Había una vez una chica que, cansada de tantos problemas en su vida personal y en su trabajo, se acercó a su padre en busca de consejo. “¿Qué puedo hacer?”, le preguntó, casi al borde del llanto. Su padre, pacientemente, le dijo:

— Tranquila, hija, déjame que te muestre.

A continuación, el hombre puso en la estufa tres ollas con agua. Después fue a traer zanahoria, un huevo y café. Luego, dispuso un ingrediente en cada una de las tres ollas que ya se estaban calentando. Dejó que el fuego hiciera su trabajo y, pasados unos minutos, apagó la estufa. Entonces le pregunta a su hija.

— Dime, ¿qué ha pasado con los ingredientes que puse en el agua?

— Pues, papá, lo que yo he visto es que la zanahoria y el huevo se cocieron y el café se disolvió en el agua — dijo la hija.

—En efecto —respondió el padre— pero si miramos con mayor detenimiento, nos podremos dar cuenta que la zanahoria, que es dura por naturaleza, al cocerse se hizo más blanda y flexible; el huevo, en cambio, frágil y delicado como parecía, se endureció. Siguen siendo lo mismo, pero ambos cambiaron interiormente, cada uno a su manera, bajo una misma circunstancia: el agua hirviente. Lo mismo ocurre con las personas, hija, aquellas que nos parecen ser muy duras e inflexibles, pueden terminar ablandándose si les hallamos el modo; lo mismo con las que parecen débiles y delicadas, ante ciertas circunstancias pueden volverse duras y fuertes.

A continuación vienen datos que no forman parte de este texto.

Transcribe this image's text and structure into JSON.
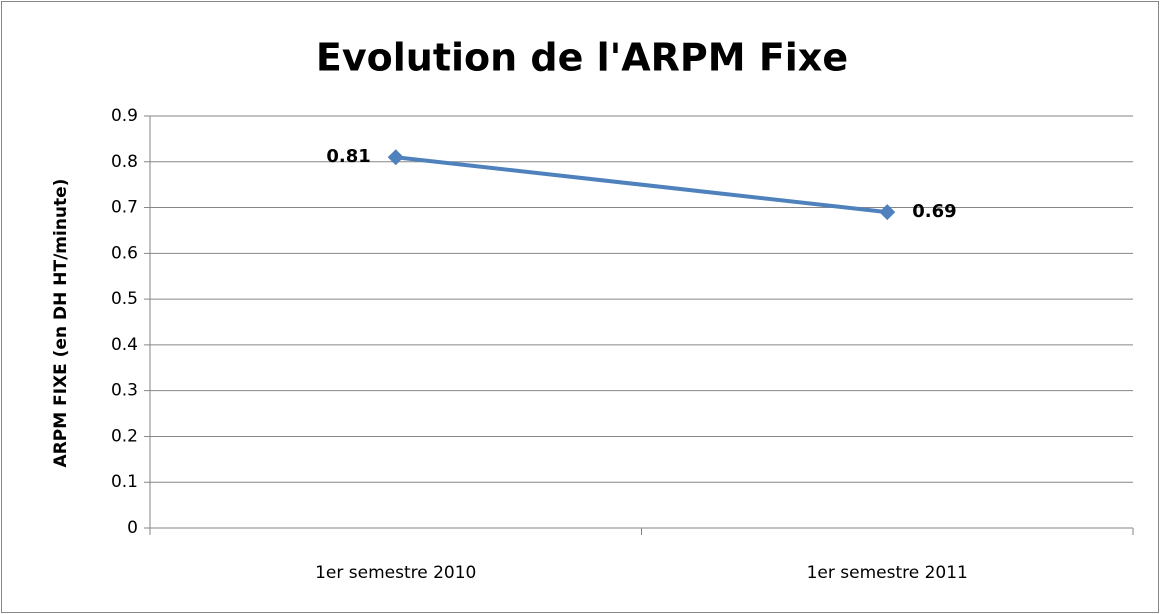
{
  "chart_data": {
    "type": "line",
    "title": "Evolution de l'ARPM Fixe",
    "y_label": "ARPM FIXE (en DH HT/minute)",
    "categories": [
      "1er semestre 2010",
      "1er semestre 2011"
    ],
    "series": [
      {
        "name": "ARPM Fixe",
        "color": "#4f81bd",
        "values": [
          0.81,
          0.69
        ]
      }
    ],
    "ylim": [
      0,
      0.9
    ],
    "yticks": [
      0,
      0.1,
      0.2,
      0.3,
      0.4,
      0.5,
      0.6,
      0.7,
      0.8,
      0.9
    ],
    "grid": true
  }
}
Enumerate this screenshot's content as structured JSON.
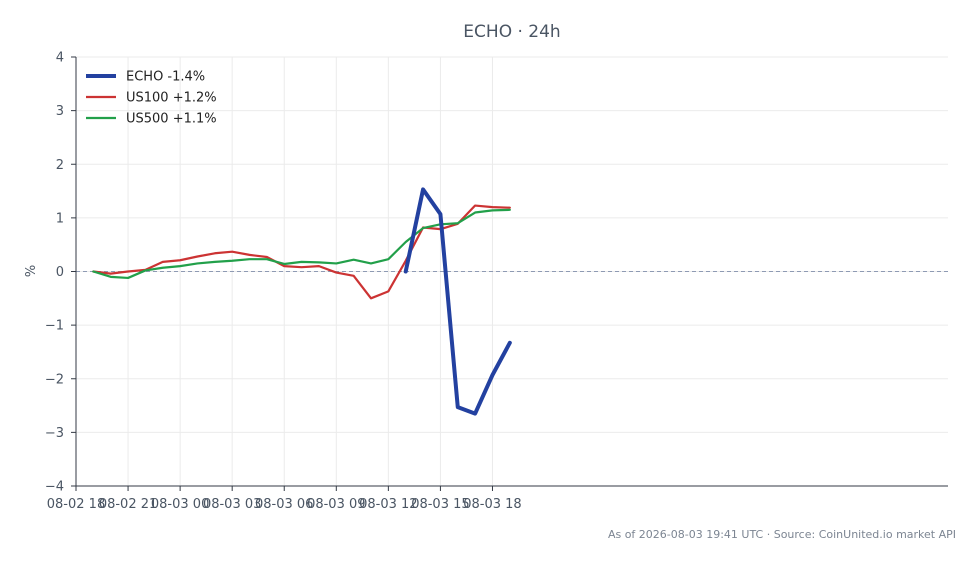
{
  "chart_data": {
    "type": "line",
    "title": "ECHO · 24h",
    "xlabel": "",
    "ylabel": "%",
    "x_tick_labels": [
      "08-02 18",
      "08-02 21",
      "08-03 00",
      "08-03 03",
      "08-03 06",
      "08-03 09",
      "08-03 12",
      "08-03 15",
      "08-03 18"
    ],
    "y_tick_labels": [
      "−4",
      "−3",
      "−2",
      "−1",
      "0",
      "1",
      "2",
      "3",
      "4"
    ],
    "ylim": [
      -4,
      4
    ],
    "xlim": [
      "2026-08-02 18:00",
      "2026-08-04 20:15"
    ],
    "grid": true,
    "legend_position": "top-left",
    "baseline": 0,
    "series": [
      {
        "name": "ECHO -1.4%",
        "color": "#2341a0",
        "x": [
          "2026-08-03 13:00",
          "2026-08-03 14:00",
          "2026-08-03 15:00",
          "2026-08-03 16:00",
          "2026-08-03 17:00",
          "2026-08-03 18:00",
          "2026-08-03 19:00"
        ],
        "values": [
          0.0,
          1.53,
          1.07,
          -2.53,
          -2.65,
          -1.93,
          -1.33
        ]
      },
      {
        "name": "US100 +1.2%",
        "color": "#cc3333",
        "x": [
          "2026-08-02 19:00",
          "2026-08-02 20:00",
          "2026-08-02 21:00",
          "2026-08-02 22:00",
          "2026-08-02 23:00",
          "2026-08-03 00:00",
          "2026-08-03 01:00",
          "2026-08-03 02:00",
          "2026-08-03 03:00",
          "2026-08-03 04:00",
          "2026-08-03 05:00",
          "2026-08-03 06:00",
          "2026-08-03 07:00",
          "2026-08-03 08:00",
          "2026-08-03 09:00",
          "2026-08-03 10:00",
          "2026-08-03 11:00",
          "2026-08-03 12:00",
          "2026-08-03 13:00",
          "2026-08-03 14:00",
          "2026-08-03 15:00",
          "2026-08-03 16:00",
          "2026-08-03 17:00",
          "2026-08-03 18:00",
          "2026-08-03 19:00"
        ],
        "values": [
          0.0,
          -0.04,
          0.0,
          0.03,
          0.18,
          0.21,
          0.28,
          0.34,
          0.37,
          0.31,
          0.27,
          0.1,
          0.08,
          0.1,
          -0.02,
          -0.08,
          -0.5,
          -0.37,
          0.2,
          0.82,
          0.79,
          0.89,
          1.23,
          1.2,
          1.19
        ]
      },
      {
        "name": "US500 +1.1%",
        "color": "#22a04a",
        "x": [
          "2026-08-02 19:00",
          "2026-08-02 20:00",
          "2026-08-02 21:00",
          "2026-08-02 22:00",
          "2026-08-02 23:00",
          "2026-08-03 00:00",
          "2026-08-03 01:00",
          "2026-08-03 02:00",
          "2026-08-03 03:00",
          "2026-08-03 04:00",
          "2026-08-03 05:00",
          "2026-08-03 06:00",
          "2026-08-03 07:00",
          "2026-08-03 08:00",
          "2026-08-03 09:00",
          "2026-08-03 10:00",
          "2026-08-03 11:00",
          "2026-08-03 12:00",
          "2026-08-03 13:00",
          "2026-08-03 14:00",
          "2026-08-03 15:00",
          "2026-08-03 16:00",
          "2026-08-03 17:00",
          "2026-08-03 18:00",
          "2026-08-03 19:00"
        ],
        "values": [
          0.0,
          -0.1,
          -0.12,
          0.02,
          0.07,
          0.1,
          0.15,
          0.18,
          0.2,
          0.23,
          0.23,
          0.14,
          0.18,
          0.17,
          0.15,
          0.22,
          0.15,
          0.23,
          0.55,
          0.81,
          0.88,
          0.9,
          1.1,
          1.14,
          1.15
        ]
      }
    ]
  },
  "footer": {
    "text": "As of 2026-08-03 19:41 UTC · Source: CoinUnited.io market API"
  }
}
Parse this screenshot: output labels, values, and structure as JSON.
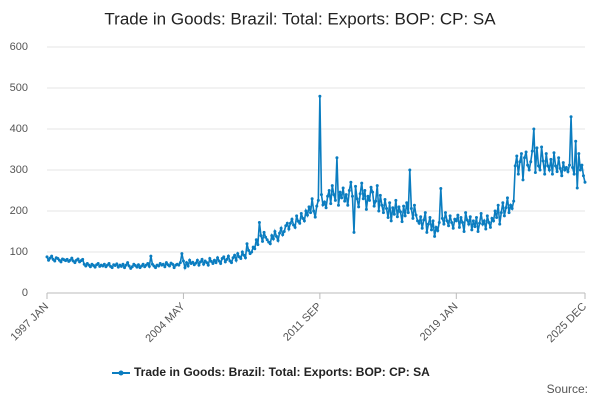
{
  "chart_data": {
    "type": "line",
    "title": "Trade in Goods: Brazil: Total: Exports: BOP: CP: SA",
    "source": "Source:",
    "categories": [
      "1997 JAN",
      null,
      null,
      null,
      null,
      null,
      null,
      null,
      null,
      null,
      null,
      null,
      null,
      null,
      null,
      null,
      null,
      null,
      null,
      null,
      null,
      null,
      null,
      null,
      null,
      null,
      null,
      null,
      null,
      null,
      null,
      null,
      null,
      null,
      null,
      null,
      null,
      null,
      null,
      null,
      null,
      null,
      null,
      null,
      null,
      null,
      null,
      null,
      null,
      null,
      null,
      null,
      null,
      null,
      null,
      null,
      null,
      null,
      null,
      null,
      null,
      null,
      null,
      null,
      null,
      null,
      null,
      null,
      null,
      null,
      null,
      null,
      null,
      null,
      null,
      null,
      null,
      null,
      null,
      null,
      null,
      null,
      null,
      null,
      null,
      null,
      null,
      null,
      "2004 MAY",
      null,
      null,
      null,
      null,
      null,
      null,
      null,
      null,
      null,
      null,
      null,
      null,
      null,
      null,
      null,
      null,
      null,
      null,
      null,
      null,
      null,
      null,
      null,
      null,
      null,
      null,
      null,
      null,
      null,
      null,
      null,
      null,
      null,
      null,
      null,
      null,
      null,
      null,
      null,
      null,
      null,
      null,
      null,
      null,
      null,
      null,
      null,
      null,
      null,
      null,
      null,
      null,
      null,
      null,
      null,
      null,
      null,
      null,
      null,
      null,
      null,
      null,
      null,
      null,
      null,
      null,
      null,
      null,
      null,
      null,
      null,
      null,
      null,
      null,
      null,
      null,
      null,
      null,
      null,
      null,
      null,
      null,
      null,
      null,
      null,
      null,
      null,
      "2011 SEP",
      null,
      null,
      null,
      null,
      null,
      null,
      null,
      null,
      null,
      null,
      null,
      null,
      null,
      null,
      null,
      null,
      null,
      null,
      null,
      null,
      null,
      null,
      null,
      null,
      null,
      null,
      null,
      null,
      null,
      null,
      null,
      null,
      null,
      null,
      null,
      null,
      null,
      null,
      null,
      null,
      null,
      null,
      null,
      null,
      null,
      null,
      null,
      null,
      null,
      null,
      null,
      null,
      null,
      null,
      null,
      null,
      null,
      null,
      null,
      null,
      null,
      null,
      null,
      null,
      null,
      null,
      null,
      null,
      null,
      null,
      null,
      null,
      null,
      null,
      null,
      null,
      null,
      null,
      null,
      null,
      null,
      null,
      null,
      null,
      null,
      null,
      null,
      "2019 JAN",
      null,
      null,
      null,
      null,
      null,
      null,
      null,
      null,
      null,
      null,
      null,
      null,
      null,
      null,
      null,
      null,
      null,
      null,
      null,
      null,
      null,
      null,
      null,
      null,
      null,
      null,
      null,
      null,
      null,
      null,
      null,
      null,
      null,
      null,
      null,
      null,
      null,
      null,
      null,
      null,
      null,
      null,
      null,
      null,
      null,
      null,
      null,
      null,
      null,
      null,
      null,
      null,
      null,
      null,
      null,
      null,
      null,
      null,
      null,
      null,
      null,
      null,
      null,
      null,
      null,
      null,
      null,
      null,
      null,
      null,
      null,
      null,
      null,
      null,
      null,
      null,
      null,
      null,
      null,
      null,
      null,
      null,
      "2025 DEC"
    ],
    "series": [
      {
        "name": "Trade in Goods: Brazil: Total: Exports: BOP: CP: SA",
        "color": "#0b7dc0",
        "values": [
          88,
          80,
          85,
          90,
          82,
          78,
          86,
          84,
          80,
          76,
          83,
          81,
          79,
          82,
          77,
          80,
          85,
          78,
          74,
          80,
          83,
          76,
          79,
          82,
          70,
          66,
          72,
          68,
          64,
          70,
          67,
          63,
          69,
          72,
          65,
          68,
          66,
          70,
          64,
          68,
          72,
          65,
          62,
          69,
          67,
          71,
          63,
          68,
          65,
          70,
          62,
          68,
          74,
          66,
          60,
          64,
          70,
          67,
          63,
          69,
          62,
          66,
          70,
          64,
          68,
          72,
          65,
          90,
          70,
          66,
          62,
          68,
          66,
          72,
          68,
          70,
          64,
          74,
          69,
          66,
          73,
          70,
          62,
          68,
          70,
          68,
          74,
          96,
          78,
          62,
          74,
          66,
          80,
          72,
          75,
          69,
          73,
          80,
          68,
          76,
          82,
          70,
          78,
          74,
          68,
          84,
          77,
          72,
          80,
          74,
          86,
          78,
          72,
          84,
          88,
          76,
          82,
          90,
          78,
          74,
          86,
          92,
          80,
          96,
          88,
          84,
          100,
          92,
          86,
          120,
          104,
          96,
          100,
          112,
          108,
          130,
          118,
          172,
          140,
          126,
          148,
          136,
          130,
          124,
          120,
          140,
          132,
          150,
          138,
          128,
          146,
          158,
          142,
          150,
          164,
          170,
          156,
          170,
          180,
          166,
          160,
          188,
          175,
          170,
          194,
          182,
          176,
          200,
          190,
          210,
          196,
          230,
          200,
          185,
          212,
          226,
          480,
          240,
          215,
          222,
          208,
          236,
          250,
          218,
          262,
          240,
          226,
          330,
          214,
          246,
          232,
          256,
          224,
          240,
          214,
          250,
          270,
          236,
          148,
          260,
          230,
          210,
          242,
          268,
          230,
          250,
          204,
          236,
          226,
          258,
          246,
          212,
          224,
          262,
          200,
          238,
          214,
          196,
          228,
          206,
          184,
          220,
          176,
          208,
          192,
          226,
          186,
          210,
          198,
          174,
          212,
          188,
          220,
          196,
          300,
          206,
          182,
          214,
          190,
          176,
          170,
          186,
          158,
          178,
          196,
          148,
          168,
          184,
          154,
          176,
          138,
          160,
          152,
          172,
          255,
          182,
          168,
          196,
          176,
          164,
          188,
          172,
          158,
          180,
          176,
          190,
          160,
          184,
          172,
          150,
          196,
          178,
          168,
          186,
          154,
          176,
          162,
          184,
          150,
          170,
          194,
          168,
          176,
          156,
          188,
          172,
          160,
          182,
          176,
          200,
          184,
          214,
          168,
          196,
          220,
          188,
          208,
          232,
          196,
          214,
          206,
          224,
          310,
          334,
          290,
          320,
          340,
          276,
          330,
          344,
          312,
          300,
          320,
          346,
          400,
          294,
          354,
          310,
          300,
          356,
          322,
          290,
          340,
          310,
          300,
          326,
          290,
          342,
          310,
          296,
          330,
          304,
          286,
          318,
          300,
          306,
          296,
          312,
          430,
          306,
          290,
          370,
          256,
          340,
          300,
          312,
          286,
          270
        ]
      }
    ],
    "ylim": [
      0,
      600
    ],
    "yticks": [
      0,
      100,
      200,
      300,
      400,
      500,
      600
    ],
    "grid": true,
    "legend": "bottom"
  }
}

— Ya entiendo, papá, pero, ¿qué hay del café? —preguntó la hija con curiosidad.

—El café es todavía más interesante. Fíjate cómo se disolvió completamente en un ambiente hostil: el agua hirviendo, y lo transformó en algo totalmente agradable, es decir, en una bebida deliciosa y aromática. Así sucede con algunas personas que, al verse envueltas en circunstancias difíciles, deciden cambiarlas, transformándolas a su favor en situaciones positivas. Así como el café tiene dentro de sí el potencial de convertir el agua hirviendo en una aromática y deliciosa bebida, tú también tienes dentro de ti el poder de cambiar tus problemas y transformarlos en circunstancias favorables, sólo tienes que creer en ti misma.